Mais les dits privilége, défense et amende ne s’appliqueront point :—

   Aux lettres confiées à un ami en route ou en voyage, pourvu qu’il les remette aux destinataires ;

   Aux lettres transportées par un exprès et relatives aux affaires privées de l’envoyeur ou du destinataire ;

   Aux commissions et rapports y relatifs, affidavits ou brefs, sommations ou pièces de procédure ou rapports y relatifs, émanant d’une cour de justice ;

   Aux lettres destinées pour un lieu hors du Canada, et envoyés par voie de mer et par un simple navire ;

   Aux lettres apportées légalement en Canada, et déposées sans retard au bureau de poste le plus proche ;

   Aux lettres de marchands, de propriétaires de bâtiments de commerce, ou de leur cargaison ou chargement, —transportées par ces bâtiments, ou par toute personne employée par les dits propriétaires pour le transport de ces lettres à leurs destinations respectives, —et remises aux destinataires sans en recevoir de salaire, gage, récompense, avantage, ni profit ;

   Aux lettres concernant des marchandises ou effets expédiés par la voie de voituriers ordinaires connus, qui les remettent avec les marchandises auxquelles elles ont trait, sans recevoir aucun salaire, récompense, profit ou avantage, pour leur réception ni pour leur remise ;

Mais rien de ce qui est contenu dans la présente clause, ne devra autoriser qui que ce soit à recueillir des lettres jouissant ainsi de l’exception, dans le dessein de les envoyer ou de les transporter comme susdits, —ni n’obligera à expédier par la poste les journaux, brochures ou livres imprimés.

Exceptions.

Loi sur la Société canadienne des postes, L.R.C. (1985), ch.

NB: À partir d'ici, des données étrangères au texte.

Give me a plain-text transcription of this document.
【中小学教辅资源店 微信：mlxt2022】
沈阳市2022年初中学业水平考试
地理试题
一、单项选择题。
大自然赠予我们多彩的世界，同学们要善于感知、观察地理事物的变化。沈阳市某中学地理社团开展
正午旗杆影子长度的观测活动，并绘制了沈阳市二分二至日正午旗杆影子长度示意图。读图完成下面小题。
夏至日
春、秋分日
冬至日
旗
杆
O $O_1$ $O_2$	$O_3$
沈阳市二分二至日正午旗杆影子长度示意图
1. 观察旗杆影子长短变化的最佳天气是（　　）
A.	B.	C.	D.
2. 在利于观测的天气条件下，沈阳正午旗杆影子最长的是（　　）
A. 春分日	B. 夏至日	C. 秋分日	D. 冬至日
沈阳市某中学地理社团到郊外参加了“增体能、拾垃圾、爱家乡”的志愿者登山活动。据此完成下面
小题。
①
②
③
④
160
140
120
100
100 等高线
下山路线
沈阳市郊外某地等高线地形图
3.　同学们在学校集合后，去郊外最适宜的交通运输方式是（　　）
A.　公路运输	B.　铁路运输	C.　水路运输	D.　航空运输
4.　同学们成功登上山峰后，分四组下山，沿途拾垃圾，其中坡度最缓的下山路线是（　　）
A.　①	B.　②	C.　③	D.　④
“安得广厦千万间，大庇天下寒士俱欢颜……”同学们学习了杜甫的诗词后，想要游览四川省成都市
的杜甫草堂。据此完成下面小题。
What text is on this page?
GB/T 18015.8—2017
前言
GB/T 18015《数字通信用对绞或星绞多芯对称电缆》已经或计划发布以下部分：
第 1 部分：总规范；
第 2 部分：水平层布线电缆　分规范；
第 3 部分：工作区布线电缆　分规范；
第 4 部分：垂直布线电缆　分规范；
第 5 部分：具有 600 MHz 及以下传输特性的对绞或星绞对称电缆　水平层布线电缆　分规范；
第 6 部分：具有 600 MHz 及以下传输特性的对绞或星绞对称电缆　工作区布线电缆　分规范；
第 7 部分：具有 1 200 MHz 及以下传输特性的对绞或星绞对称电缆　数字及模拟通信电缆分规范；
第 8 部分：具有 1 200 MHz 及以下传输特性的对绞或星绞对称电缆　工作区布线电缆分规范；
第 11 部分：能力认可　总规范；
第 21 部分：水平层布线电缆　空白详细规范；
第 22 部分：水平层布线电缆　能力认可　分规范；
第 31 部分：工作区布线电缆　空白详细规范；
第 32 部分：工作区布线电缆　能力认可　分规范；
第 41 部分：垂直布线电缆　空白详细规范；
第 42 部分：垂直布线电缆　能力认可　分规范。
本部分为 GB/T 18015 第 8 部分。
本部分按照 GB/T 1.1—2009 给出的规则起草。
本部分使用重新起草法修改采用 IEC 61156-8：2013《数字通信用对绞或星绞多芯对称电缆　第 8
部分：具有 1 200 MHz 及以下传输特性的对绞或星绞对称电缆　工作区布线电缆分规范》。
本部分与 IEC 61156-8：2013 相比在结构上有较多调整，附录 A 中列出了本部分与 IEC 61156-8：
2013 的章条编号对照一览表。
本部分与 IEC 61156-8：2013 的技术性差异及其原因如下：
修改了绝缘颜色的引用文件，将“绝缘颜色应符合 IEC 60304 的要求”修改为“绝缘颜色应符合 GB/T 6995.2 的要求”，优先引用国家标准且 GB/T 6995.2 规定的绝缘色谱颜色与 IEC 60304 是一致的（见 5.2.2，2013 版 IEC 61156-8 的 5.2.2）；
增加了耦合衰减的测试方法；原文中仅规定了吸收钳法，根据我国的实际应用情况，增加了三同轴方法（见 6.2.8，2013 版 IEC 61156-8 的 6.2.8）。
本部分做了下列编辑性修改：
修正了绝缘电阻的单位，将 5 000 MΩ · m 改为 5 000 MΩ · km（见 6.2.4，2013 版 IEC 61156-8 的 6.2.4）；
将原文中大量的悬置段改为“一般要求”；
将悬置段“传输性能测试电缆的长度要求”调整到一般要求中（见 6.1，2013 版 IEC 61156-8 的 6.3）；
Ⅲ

C-10

5. (1) La Société a pour mission :

a) de créer et d’exploiter un service postal comportant le relevage, la transmission et la distribution de messages, renseignements, fonds ou marchandises, dans le régime intérieur et dans le régime international ;

[…]

Mission

14. (1) Sous réserve de l’article 15, la Société a, au Canada, le privilège exclusif du relevage et de la transmission des lettres et de leur distribution aux destinataires.

[…]

Privilège exclusif

15. (1) Le privilège exclusif octroyé au paragraphe 14(1) ne s’applique pas aux documents suivants :

[…]

b) les décisions judiciaires et les actes, affidavits ou commissions rattachés à la procédure judiciaire;

[…]

e) les lettres urgentes transmises par porteur moyennant une rétribution au moins égale à trois fois le port exigible pour la distribution au Canada de lettres de destination comparable pesant cinquante grammes;

[…]

g) les lettres concernant les activités d’un organisme et transmises entre ses bureaux par un de ses employés;

Exceptions

Code canadien du travail, L.R.C. (1985), ch. L-2

2. Les définitions qui suivent s’appliquent à la présente loi.

Définitions

« entreprises fédérales » Les installations, ouvrages, entreprises ou secteurs d’activité qui relèvent de la compétence législative du Parlement […]

[…]

« entreprises fédérales » “federal work, undertaking or business”

18. Le Conseil peut réexaminer, annuler ou modifier ses décisions ou ordonnances et réinstruire une demande avant de rendre une ordonnance à son sujet.